5 de setembro de 2013

A vida sem insulina é possível?


Sempre se pensou que a vida seria impossível sem a insulina. Antes da descoberta da insulina como terapia na diabetes tipo 1, um estado auto-insuficiente na hormona, os doentes viviam poucos anos e restringidos a uma dieta muito hipocalórica, praticamente isenta de hidratos de carbono. A insulina parece essencial à vida nos mamíferos, o que não é estranho dado o papel central que desempenha na regulação do metabolismo dos substratos energéticos e controlo da glicémia. Mas um estudo agora publicado em modelo animal, ratinhos, vem contrariar esse dogma [link]. Ao que parece, animais que não produzem insulina conseguem viver normalmente com monoterapia de leptina. Embora sejam resultados muito preliminares e ainda por compreender totalmente, este trabalho abre portas para novas intervenções sem recurso à insulina e sem os problemas que lhe estão associados.
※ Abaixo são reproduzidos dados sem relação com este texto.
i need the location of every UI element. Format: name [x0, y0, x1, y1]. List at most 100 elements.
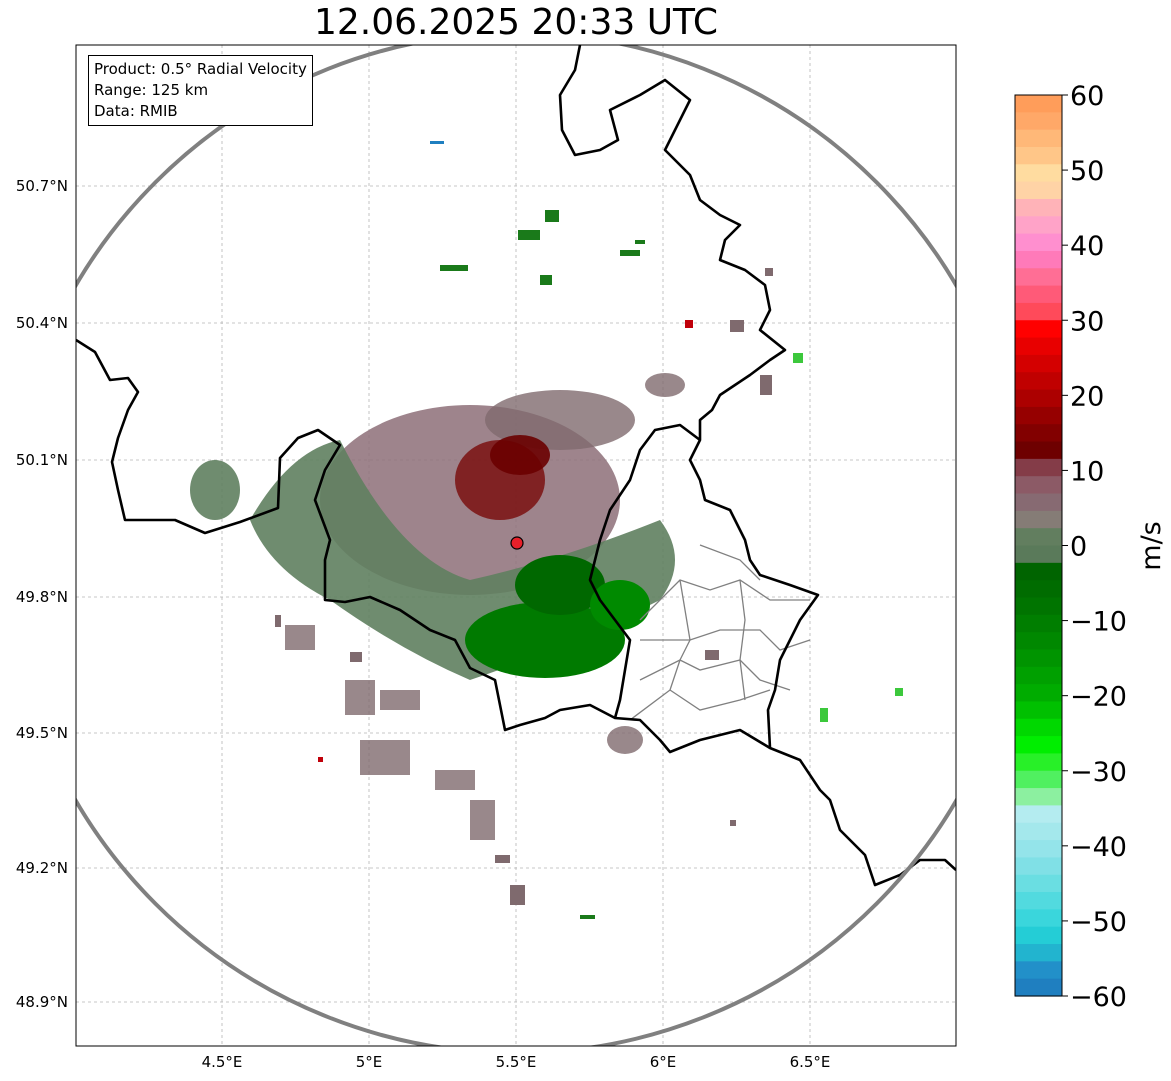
- longitude-axis: 4.5°E 5°E 5.5°E 6°E 6.5°E: [202, 1053, 831, 1071]
- colorbar-band: [1015, 510, 1062, 529]
- product-info-box: Product: 0.5° Radial Velocity Range: 125…: [88, 55, 313, 126]
- lon-tick-label: 6°E: [650, 1053, 677, 1071]
- colorbar-tick-label: 30: [1070, 306, 1104, 337]
- echo-clutter: [635, 240, 645, 244]
- lat-tick-label: 49.8°N: [16, 588, 68, 606]
- colorbar: 60 50 40 30 20 10 0 −10 −20 −30 −40 −50 −60 m/s: [1014, 81, 1167, 1013]
- colorbar-band: [1015, 476, 1062, 495]
- colorbar-band: [1015, 424, 1062, 443]
- colorbar-band: [1015, 268, 1062, 287]
- echo-clutter: [705, 650, 719, 660]
- echo-clutter: [430, 141, 444, 144]
- figure-title: 12.06.2025 20:33 UTC: [313, 2, 719, 43]
- colorbar-band: [1015, 909, 1062, 928]
- echo-clutter: [820, 708, 828, 722]
- colorbar-band: [1015, 389, 1062, 408]
- colorbar-band: [1015, 164, 1062, 183]
- echo-clutter: [350, 652, 362, 662]
- echo-approaching-region: [190, 460, 240, 520]
- echo-clutter: [510, 885, 525, 905]
- echo-clutter: [730, 820, 736, 826]
- colorbar-band: [1015, 493, 1062, 512]
- echo-strong-approaching: [465, 602, 625, 678]
- colorbar-band: [1015, 736, 1062, 755]
- colorbar-band: [1015, 857, 1062, 876]
- echo-clutter: [620, 250, 640, 256]
- colorbar-tick-label: 60: [1070, 81, 1104, 112]
- lat-tick-label: 48.9°N: [16, 993, 68, 1011]
- colorbar-tick-label: 0: [1070, 532, 1087, 563]
- velocity-echoes: [190, 141, 903, 919]
- admin-border-line: [699, 544, 761, 581]
- colorbar-band: [1015, 892, 1062, 910]
- colorbar-band: [1015, 545, 1062, 564]
- echo-clutter: [765, 268, 773, 276]
- echo-strong-receding: [490, 435, 550, 475]
- lat-tick-label: 50.7°N: [16, 177, 68, 195]
- colorbar-tick-label: 50: [1070, 156, 1104, 187]
- colorbar-band: [1015, 666, 1062, 685]
- echo-clutter: [545, 210, 559, 222]
- colorbar-tick-label: −40: [1070, 832, 1127, 863]
- echo-clutter: [470, 800, 495, 840]
- colorbar-band: [1015, 146, 1062, 165]
- colorbar-band: [1015, 597, 1062, 616]
- echo-clutter: [360, 740, 410, 775]
- colorbar-tick-label: 40: [1070, 231, 1104, 262]
- country-borders: [76, 45, 956, 887]
- colorbar-band: [1015, 840, 1062, 858]
- map-frame: [75, 44, 957, 1047]
- echo-clutter: [318, 757, 323, 762]
- echo-clutter: [345, 680, 375, 715]
- colorbar-band: [1015, 112, 1062, 131]
- colorbar-tick-label: 20: [1070, 381, 1104, 412]
- colorbar-band: [1015, 632, 1062, 651]
- colorbar-band: [1015, 302, 1062, 321]
- colorbar-band: [1015, 684, 1062, 703]
- echo-clutter: [540, 275, 552, 285]
- colorbar-band: [1015, 961, 1062, 980]
- colorbar-band: [1015, 129, 1062, 148]
- colorbar-unit-label: m/s: [1136, 521, 1167, 570]
- lon-tick-label: 5.5°E: [496, 1053, 537, 1071]
- admin-border-line: [629, 689, 771, 721]
- colorbar-band: [1015, 250, 1062, 269]
- colorbar-band: [1015, 580, 1062, 599]
- echo-clutter: [440, 265, 468, 271]
- colorbar-tick-label: 10: [1070, 456, 1104, 487]
- colorbar-band: [1015, 788, 1062, 807]
- colorbar-band: [1015, 822, 1062, 841]
- echo-clutter: [580, 915, 595, 919]
- colorbar-band: [1015, 181, 1062, 200]
- echo-clutter: [685, 320, 693, 328]
- colorbar-band: [1015, 406, 1062, 425]
- echo-clutter: [793, 353, 803, 363]
- colorbar-tick-label: −30: [1070, 757, 1127, 788]
- lat-tick-label: 50.1°N: [16, 451, 68, 469]
- colorbar-band: [1015, 926, 1062, 945]
- colorbar-band: [1015, 701, 1062, 720]
- admin-borders: [629, 544, 811, 721]
- colorbar-tick-label: −50: [1070, 907, 1127, 938]
- echo-clutter: [380, 690, 420, 710]
- echo-receding-region: [645, 373, 685, 397]
- echo-strong-approaching: [515, 555, 605, 615]
- admin-border-line: [669, 579, 691, 691]
- colorbar-bands: [1015, 95, 1062, 997]
- product-info-range: Range: 125 km: [94, 81, 209, 99]
- colorbar-band: [1015, 649, 1062, 668]
- colorbar-band: [1015, 458, 1062, 477]
- echo-clutter: [275, 615, 281, 627]
- lon-tick-label: 5°E: [356, 1053, 383, 1071]
- colorbar-tick-label: −10: [1070, 607, 1127, 638]
- colorbar-band: [1015, 562, 1062, 581]
- echo-clutter: [495, 855, 510, 863]
- colorbar-band: [1015, 805, 1062, 824]
- colorbar-tick-label: −20: [1070, 682, 1127, 713]
- colorbar-band: [1015, 337, 1062, 356]
- colorbar-band: [1015, 233, 1062, 252]
- echo-clutter: [730, 320, 744, 332]
- colorbar-band: [1015, 372, 1062, 391]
A leptina é uma hormona produzida no tecido adiposo branco e que desempenha um papel central na homeostase energética e metabolismo. Falei-vos bastante dela numa série de artigos sobre privação energética que vos convido a ler ou reler:




A leptina tem vários órgãos como alvo. O músculo, tecido adiposo castanho, fígado e cérebro são exemplos. A nível molecular, a leptina activa a AMPK, uma enzima que favorece a captação de glicose do sangue de forma independente a insulina, e estimula a oxidação de ácidos gordos. Ora, já estamos a chegar a um potencial mecanismo anti-diabético da leptina. Através da AMPK, os níveis de glicose no sangue baixam e a utilização de ácidos gordos como fonte alternativa de energia e favorecida. Dois em um... Um melhor controlo glicémico e maior capacidade de utilizar gordura como energia. Na verdade, a equipa verificou que a resposta do sistema nervoso central era chave no controlo da glicémia exercido pela leptina. A activação dos neurónios GABAérgicos e POMC inibe a neoglucogénese hepática, um dos principais mecanismos disfuncionais na diabetes dada a elevada produção de glucagina (pela ausência de insulina).

A terapia com insulina tem os seus problemas. Com a administração exógena é complicado mimetizar o padrão fisiológico normal em resposta às refeições, e muitas vezes atinge-se um estado hiperinsulinémico crónico potencialmente perigoso. As consequências são dislipidémias, disfunção endotelial, hipertensão, ganho de peso, e episódios recorrentes de hipoglicémia, exacerbados pela incapacidade de utilizar ácidos gordos como energia. Lembremos que a insulina inibe a lipólise e favorece as vias glicolíticas. Além disso, a administração periférica de insulina falha em reproduzir a concentração fisiológica observada nos órgãos centrais. Quando o pâncreas produz insulina, fica ela próprio exposto a concentrações elevadíssimas da hormona, concentrações essas necessárias para atingir o limiar elevado de acção nas células alfa. Por outras palavras, precisamos de muita insulina para inibir a glucagina, uma concentração que não se atinge com a terapia. Esta falha em inibir a glucagina leva a níveis elevados da mesma quando a insulina periférica está alta, algo que não acontece normalmente. Um outro órgão afectado é o fígado, que dada a sua localização também está normalmente exposto a níveis mais altos de insulina, necessários para um metabolismo normal e coordenação recíproca entre a glicólise e neoglucogénese.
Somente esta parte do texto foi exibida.